One thing that is decidedly English and good is Summer Lightning.
 
I enjoy music by composers like Vaughan-Williams Elgar etc. But I'm glad I live in Scotland. However by birth a cockney who regards many stereotypes of 'the English' a bit strange. :cool:
 
The English language helps a lot and has ended up pretty much the planet’s default. The best cities, especially capital cities, are all multicultural melting pots. I very much enjoyed living in That London, and if I could afford the property prices I’d still be there. I miss it. I liked the real diversity. The everythingness. It was the exact opposite of what the flag-waving gammons think England is or should be and I understand why they hate it so much. Whilst I’ve never been to any I’m sure I’d love New York, Berlin, Paris, Tokyo etc for the same reasons.
Tokyo is an interesting one because there are a lot of people from different parts of the world but the Japanese are very clear about who is Japanese and who isn't. I don't think it's quite xenophobia in the way we understand it in the west but it is problematic. Second or third generation Korean immigrants for example are still required to carry an alien card at all times - as I was supposed to when I lived there (I just left it in a drawer...)

You can also see it in the way foreigners are gently encouraged to live in the 'international' parts of the city (Roppongi, Azabu etc). A colleague rented an apartment in Yanaka - a really nice old fashioned part of town - and had to go through three real estate agencies before he found a landlord in that would rent a property in that area to a foreigner.

P.S. I've said it before but you really owe it to yourself to visit one day - I think you'd find it absolutely fascinating.
 
I'm still not sure why, me, as English born, am denied a proud status. While other countries, go about it with gay aboundment.
From history, there are no countries, without a checkered past. So why pick on the English, and try to give them severve guilt for who they are are.

If we start to use history, as as a measure of uprightness, then we come out ok, considering what the Normans did to us
 
Looks like BOB the headmaster is about ,
Of course he is - as a Scot he couldn’t possibly pass up the opportunity to slag off England despite living in …erm …..England. It’s the reason he gets up in the morning and only bettered in his mind by abject football results from Liverpool/Man Utd.
 
What? That England was invaded by the Romans, Vikings and Normans?

and before the Romans, the Belgae; then after the Romans, the Angles, and the Jutes, and the Saxons, and then the Danes, and a few other attempts since. Last land action in the UK involving a foreign army was actually ~1719, which might astonish some: the Spanish, supporting the Jacobite rebellion.

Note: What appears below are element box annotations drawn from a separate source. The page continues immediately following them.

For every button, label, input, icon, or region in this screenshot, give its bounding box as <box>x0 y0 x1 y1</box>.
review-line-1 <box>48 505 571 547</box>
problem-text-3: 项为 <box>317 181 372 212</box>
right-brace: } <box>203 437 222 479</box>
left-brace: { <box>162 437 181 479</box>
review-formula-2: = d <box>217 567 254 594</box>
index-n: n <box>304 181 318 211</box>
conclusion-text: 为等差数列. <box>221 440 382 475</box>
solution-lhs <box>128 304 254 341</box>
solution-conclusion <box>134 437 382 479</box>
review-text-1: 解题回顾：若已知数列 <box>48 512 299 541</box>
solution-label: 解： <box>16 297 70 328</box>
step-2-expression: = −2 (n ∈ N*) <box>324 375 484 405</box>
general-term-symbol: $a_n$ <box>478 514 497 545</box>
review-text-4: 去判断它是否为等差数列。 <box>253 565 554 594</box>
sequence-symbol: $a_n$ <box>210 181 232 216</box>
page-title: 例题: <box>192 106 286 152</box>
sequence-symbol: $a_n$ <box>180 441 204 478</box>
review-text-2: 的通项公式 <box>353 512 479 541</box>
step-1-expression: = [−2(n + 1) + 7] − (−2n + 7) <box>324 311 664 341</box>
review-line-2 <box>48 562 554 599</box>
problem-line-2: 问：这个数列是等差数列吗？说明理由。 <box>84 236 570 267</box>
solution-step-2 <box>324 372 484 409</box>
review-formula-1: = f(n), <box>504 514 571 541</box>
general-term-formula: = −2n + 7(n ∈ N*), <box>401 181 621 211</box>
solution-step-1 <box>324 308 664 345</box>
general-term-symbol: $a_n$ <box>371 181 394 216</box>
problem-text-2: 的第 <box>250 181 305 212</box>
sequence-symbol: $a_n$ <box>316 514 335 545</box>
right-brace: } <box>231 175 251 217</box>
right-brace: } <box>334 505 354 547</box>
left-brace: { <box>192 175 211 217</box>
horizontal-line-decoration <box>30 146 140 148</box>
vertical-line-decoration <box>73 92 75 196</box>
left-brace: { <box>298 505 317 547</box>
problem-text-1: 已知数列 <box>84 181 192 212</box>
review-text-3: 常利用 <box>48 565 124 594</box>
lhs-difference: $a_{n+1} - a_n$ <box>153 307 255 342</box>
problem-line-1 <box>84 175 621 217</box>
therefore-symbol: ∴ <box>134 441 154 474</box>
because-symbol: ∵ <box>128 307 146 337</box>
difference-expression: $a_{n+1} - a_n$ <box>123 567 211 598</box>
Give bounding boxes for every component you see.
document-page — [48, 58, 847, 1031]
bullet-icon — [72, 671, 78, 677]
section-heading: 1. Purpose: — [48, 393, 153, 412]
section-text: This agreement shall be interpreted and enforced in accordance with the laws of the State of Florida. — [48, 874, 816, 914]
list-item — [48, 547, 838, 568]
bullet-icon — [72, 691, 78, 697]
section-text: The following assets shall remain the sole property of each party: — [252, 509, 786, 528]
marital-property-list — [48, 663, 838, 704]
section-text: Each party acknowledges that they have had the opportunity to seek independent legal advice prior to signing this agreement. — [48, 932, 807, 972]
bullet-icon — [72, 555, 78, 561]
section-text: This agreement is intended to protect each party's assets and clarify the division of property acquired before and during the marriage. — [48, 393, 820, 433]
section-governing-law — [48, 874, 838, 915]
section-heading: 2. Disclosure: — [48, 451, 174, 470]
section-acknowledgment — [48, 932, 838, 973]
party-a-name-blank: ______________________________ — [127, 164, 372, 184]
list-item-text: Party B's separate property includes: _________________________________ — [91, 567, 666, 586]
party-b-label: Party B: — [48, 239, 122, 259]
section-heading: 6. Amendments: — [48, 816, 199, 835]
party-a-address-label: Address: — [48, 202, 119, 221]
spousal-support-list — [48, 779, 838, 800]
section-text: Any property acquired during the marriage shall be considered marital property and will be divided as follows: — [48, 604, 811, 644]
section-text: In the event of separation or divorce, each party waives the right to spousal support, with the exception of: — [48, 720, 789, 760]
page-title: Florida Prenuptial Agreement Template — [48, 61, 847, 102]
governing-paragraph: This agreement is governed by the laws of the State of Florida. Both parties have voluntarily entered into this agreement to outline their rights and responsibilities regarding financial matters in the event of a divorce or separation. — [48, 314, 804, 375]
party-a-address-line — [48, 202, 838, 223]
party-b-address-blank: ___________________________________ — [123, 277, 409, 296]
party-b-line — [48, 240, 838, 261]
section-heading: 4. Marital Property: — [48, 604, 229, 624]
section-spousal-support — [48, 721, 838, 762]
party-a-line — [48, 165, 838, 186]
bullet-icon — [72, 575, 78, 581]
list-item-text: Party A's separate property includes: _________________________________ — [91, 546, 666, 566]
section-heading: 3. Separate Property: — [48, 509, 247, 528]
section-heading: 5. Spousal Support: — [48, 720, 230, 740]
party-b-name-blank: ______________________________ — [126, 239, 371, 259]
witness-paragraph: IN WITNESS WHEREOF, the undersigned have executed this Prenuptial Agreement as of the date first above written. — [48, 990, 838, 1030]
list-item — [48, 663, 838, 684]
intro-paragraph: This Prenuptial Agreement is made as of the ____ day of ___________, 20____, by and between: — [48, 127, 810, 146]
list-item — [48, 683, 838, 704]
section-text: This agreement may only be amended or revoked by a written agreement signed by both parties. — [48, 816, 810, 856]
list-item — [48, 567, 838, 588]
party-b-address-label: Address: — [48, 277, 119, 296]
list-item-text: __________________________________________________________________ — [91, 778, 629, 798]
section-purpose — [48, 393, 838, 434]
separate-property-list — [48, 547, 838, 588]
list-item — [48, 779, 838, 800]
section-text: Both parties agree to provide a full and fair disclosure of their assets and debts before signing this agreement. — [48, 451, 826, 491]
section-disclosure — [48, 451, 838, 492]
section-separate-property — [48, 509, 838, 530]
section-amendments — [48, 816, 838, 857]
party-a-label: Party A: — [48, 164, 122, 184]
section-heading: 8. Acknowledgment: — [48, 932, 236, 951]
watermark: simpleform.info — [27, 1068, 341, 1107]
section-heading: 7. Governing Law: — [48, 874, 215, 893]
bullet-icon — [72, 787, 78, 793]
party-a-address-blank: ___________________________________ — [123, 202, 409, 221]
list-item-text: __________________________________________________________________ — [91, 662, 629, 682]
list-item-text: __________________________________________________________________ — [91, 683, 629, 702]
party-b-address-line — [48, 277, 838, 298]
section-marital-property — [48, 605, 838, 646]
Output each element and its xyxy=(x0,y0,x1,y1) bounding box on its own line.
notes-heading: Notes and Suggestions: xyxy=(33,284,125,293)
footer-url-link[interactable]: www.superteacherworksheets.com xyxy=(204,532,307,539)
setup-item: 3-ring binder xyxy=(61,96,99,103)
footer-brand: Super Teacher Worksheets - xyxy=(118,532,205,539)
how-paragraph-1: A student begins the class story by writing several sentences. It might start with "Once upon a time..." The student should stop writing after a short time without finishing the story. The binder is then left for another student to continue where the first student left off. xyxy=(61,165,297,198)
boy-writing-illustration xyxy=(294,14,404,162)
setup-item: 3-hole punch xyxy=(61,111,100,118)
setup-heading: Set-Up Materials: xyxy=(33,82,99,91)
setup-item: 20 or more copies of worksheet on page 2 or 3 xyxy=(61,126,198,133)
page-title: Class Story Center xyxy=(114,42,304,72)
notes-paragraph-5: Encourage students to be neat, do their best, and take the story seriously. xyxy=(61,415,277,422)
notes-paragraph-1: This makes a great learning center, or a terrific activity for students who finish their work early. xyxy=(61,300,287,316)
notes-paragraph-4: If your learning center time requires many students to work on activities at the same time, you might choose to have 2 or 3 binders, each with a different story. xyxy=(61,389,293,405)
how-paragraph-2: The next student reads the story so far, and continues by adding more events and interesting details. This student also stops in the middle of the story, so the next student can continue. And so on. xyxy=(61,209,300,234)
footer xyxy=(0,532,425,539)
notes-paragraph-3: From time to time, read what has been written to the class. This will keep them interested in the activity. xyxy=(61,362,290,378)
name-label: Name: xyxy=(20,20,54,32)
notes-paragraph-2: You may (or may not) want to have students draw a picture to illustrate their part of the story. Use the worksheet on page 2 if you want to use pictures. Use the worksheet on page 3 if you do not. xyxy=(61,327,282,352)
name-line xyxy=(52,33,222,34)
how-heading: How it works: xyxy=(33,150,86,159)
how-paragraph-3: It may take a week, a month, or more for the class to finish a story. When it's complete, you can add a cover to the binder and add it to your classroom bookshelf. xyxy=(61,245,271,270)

- Home Rule for Picts, I say!

oh - wait a moment...

'...It's mongrels, young man: mongrels all the way down...'
 
I'm still not sure why, me, as English born, am denied a proud status. While other countries, go about it with gay aboundment.
From history, there are no countries, without a checkered past. So why pick on the English, and try to give them severve guilt for who they are are.

If we start to use history, as as a measure of uprightness, then we come out ok, considering what the Normans did to us
Never mind the Normans... what did the Romans ever do for us eh?
 
I'm still not sure why, me, as English born, am denied a proud status. While other countries, go about it with gay aboundment.
From history, there are no countries, without a checkered past. So why pick on the English, and try to give them severve guilt for who they are are.

If we start to use history, as as a measure of uprightness, then we come out ok, considering what the Normans did to us
No one's denying you anything. It's just a conversation with people giving their individual perspectives.